I ask O ye Christians !!! who hold us and our children, in the most abject ignorance and degradation…. If you will allow that we are MEN… does not the blood of our fathers and of us their children, cry aloud to the Lord of Sabaoth [sic] against you, for the cruelties and murders with which you have, and do continue to afflict us? (Walker 1994 [1829], p. 16)

Walker's Appeal is significant, as it signaled a reaction against biblically based claims of African inferiority. Walker identified historical events as the cause of enslaved African Americans' debasement. He wrote of "Our Wretchedness in consequence of Slavery" (p. 17), "Our Wretchedness in consequence of Ignorance" (p. 29), and "Our Wretchedness in Consequence of the Preachers of the Religion of Jesus Christ" (p. 46).

Many blacks demanding immediate freedom based their appeal in part on Christianity. In 1857 two black Christians from Cleveland, John Malvin and the Reverend Robert Johnson, writing in The Liberator, condemned a biracial man who supported slavery and black inferiority. Malvin and Johnson wrote that "we do not love him, but hate him as an apostate from the religion of Jesus Christ, and a traitor and disgrace to his people" (Aptheker 1971, vol. 1, p. 391). Christianity, thus, had been transformed from solely being the belief system of the slave master into a part of the insurgent culture of those seeking freedom.

BIBLIOGRAPHY

Aptheker, Herbert. A Documentary History of the Negro Peoples in the United States, vol. 1. New York: Citadel Press, 1951.

Berry, Mary Frances, and John W. Blassingame. Long Memory: The Black Experience in America. New York: Oxford University Press, 1982.

Genovese, Eugene D. Roll, Jordan, Roll: The World the Slaves Made. New York: Vintage Books, 1976.

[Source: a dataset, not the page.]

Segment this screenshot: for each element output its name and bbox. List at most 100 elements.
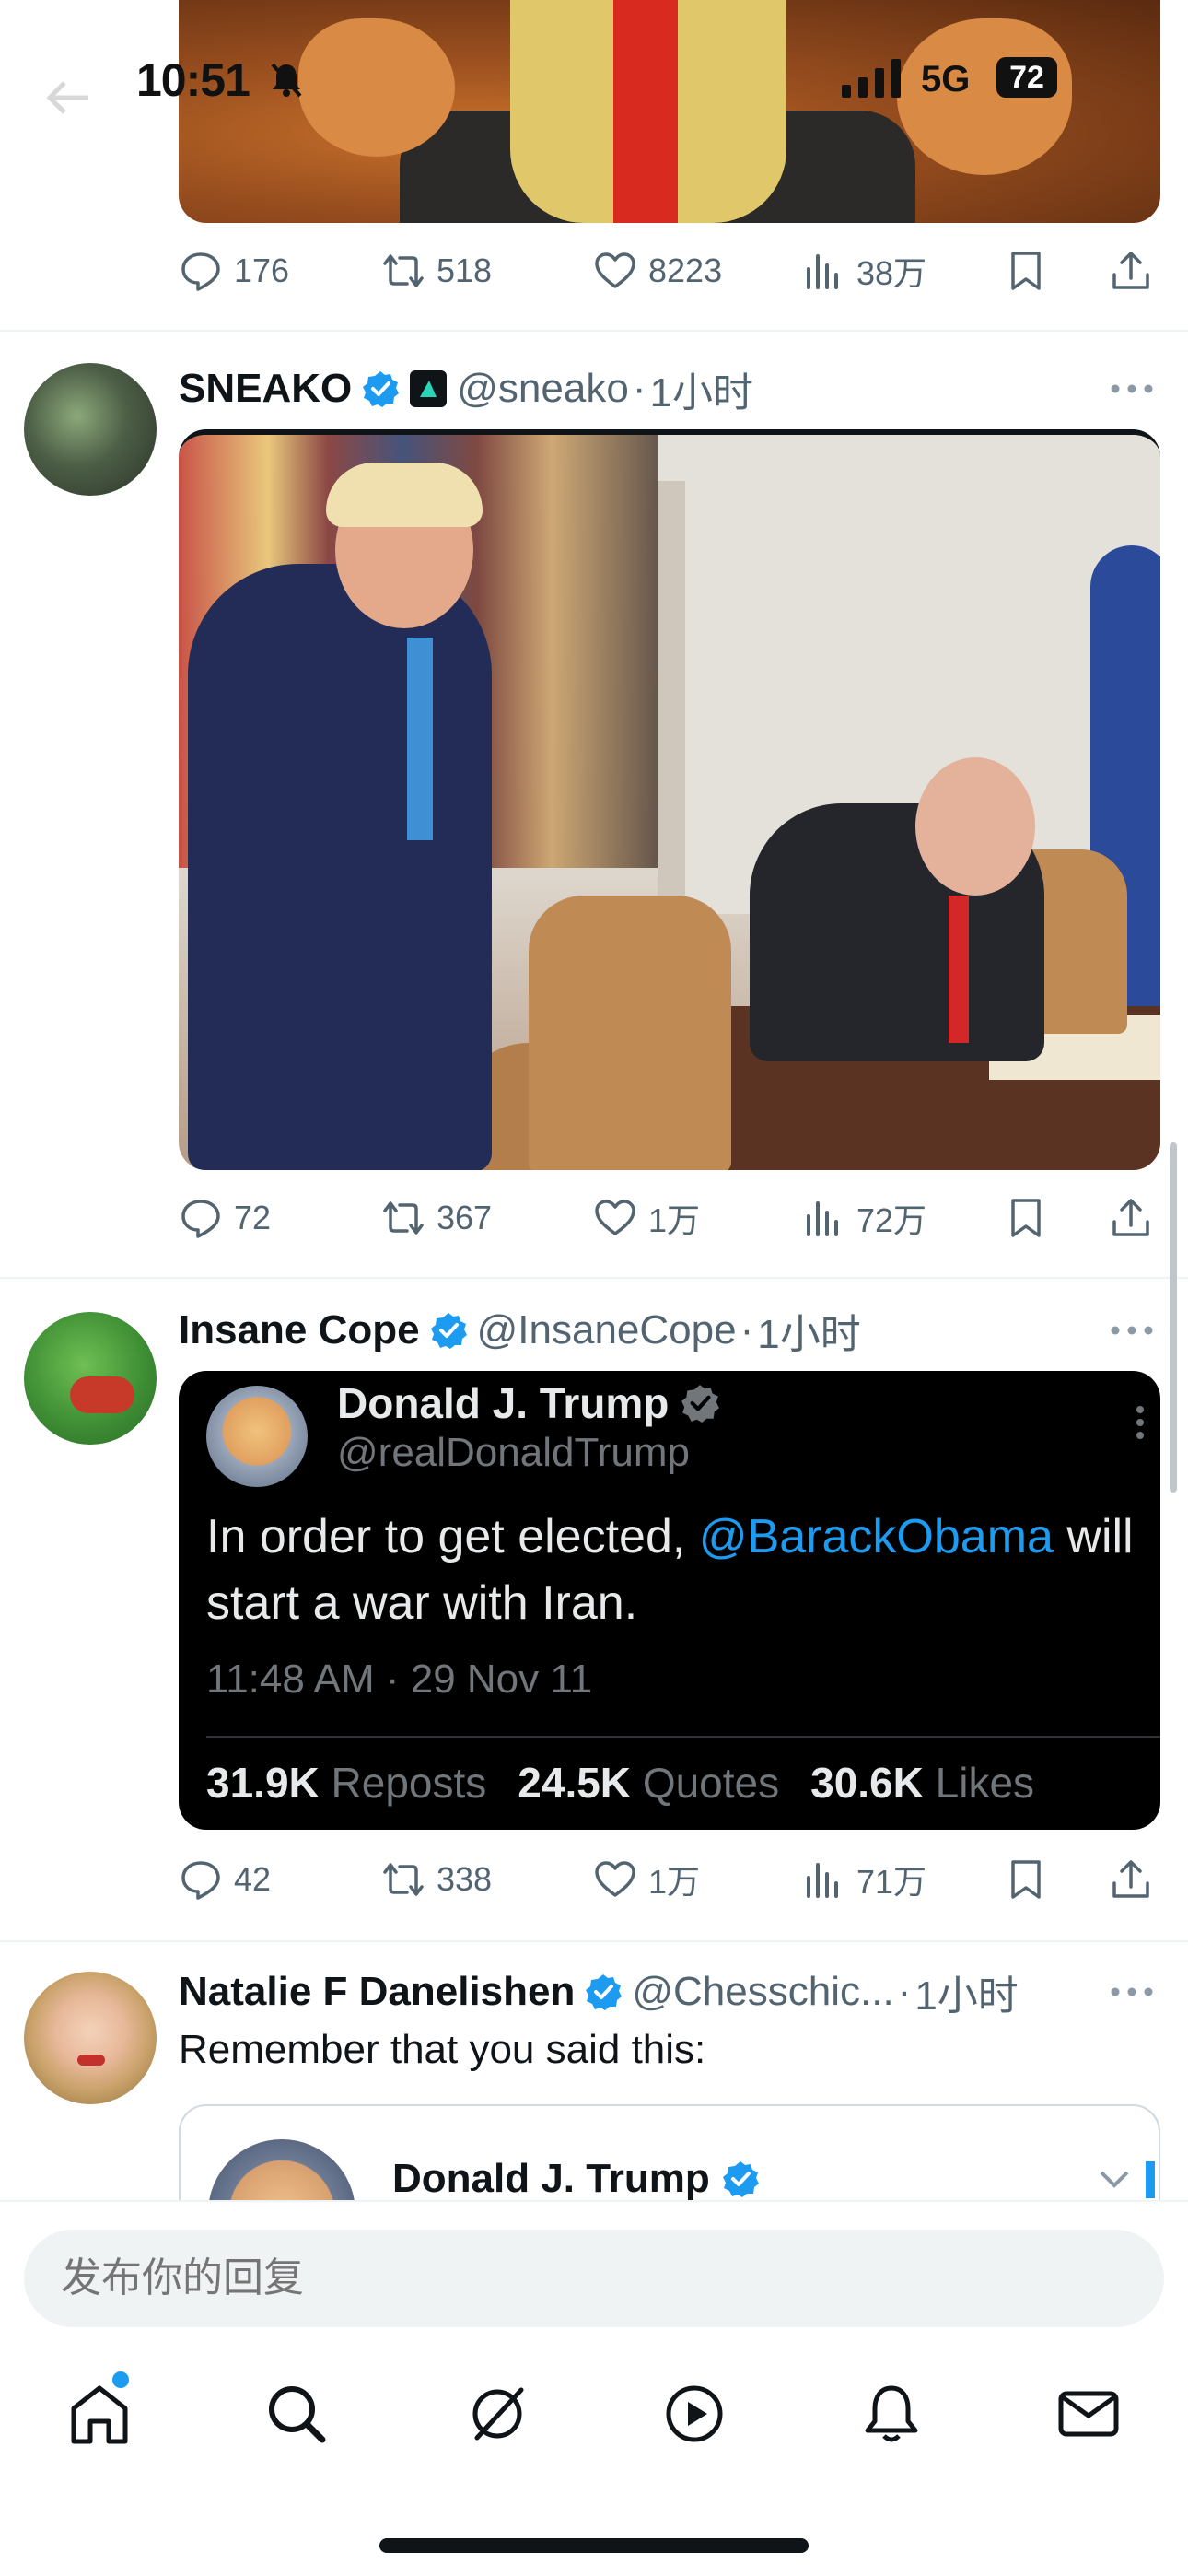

Gomez, Michael A. Exchanging Our Country Marks: The Transformation of African Identities in the Colonial and Antebellum South. Chapel Hill: University of North Carolina Press, 1998.

Levine, Lawrence. Black Culture and Black Consciousness: Afro-American Folk Thought from Slavery to Freedom. New York: Oxford University Press, 1978.

,Patterson, Orlando. Slavery and Social Death: A Comparative Study. Cambridge, MA: Harvard University Press, 1982.

Stuckey, Sterling. Slave Culture: Nationalist Theory and the Foundations of Black America. New York: Oxford University Press, 1987.

Thompson, Robert Farris. Flash of the Spirit: African and Afro-American Art and Philosophy. New York: Vintage Books, 1984.

Walker, David, and Henry H. Garnet. David Walker's Appeal and Henry Highland Garnet's Address. 1848. Reprint, Nashville, TN: James C. Winston, 1994.

Wood, Peter H. Black Majority: Negroes in Colonial South Carolina from 1670 through the Stono Rebellion. New York: W. W. Norton, 1974.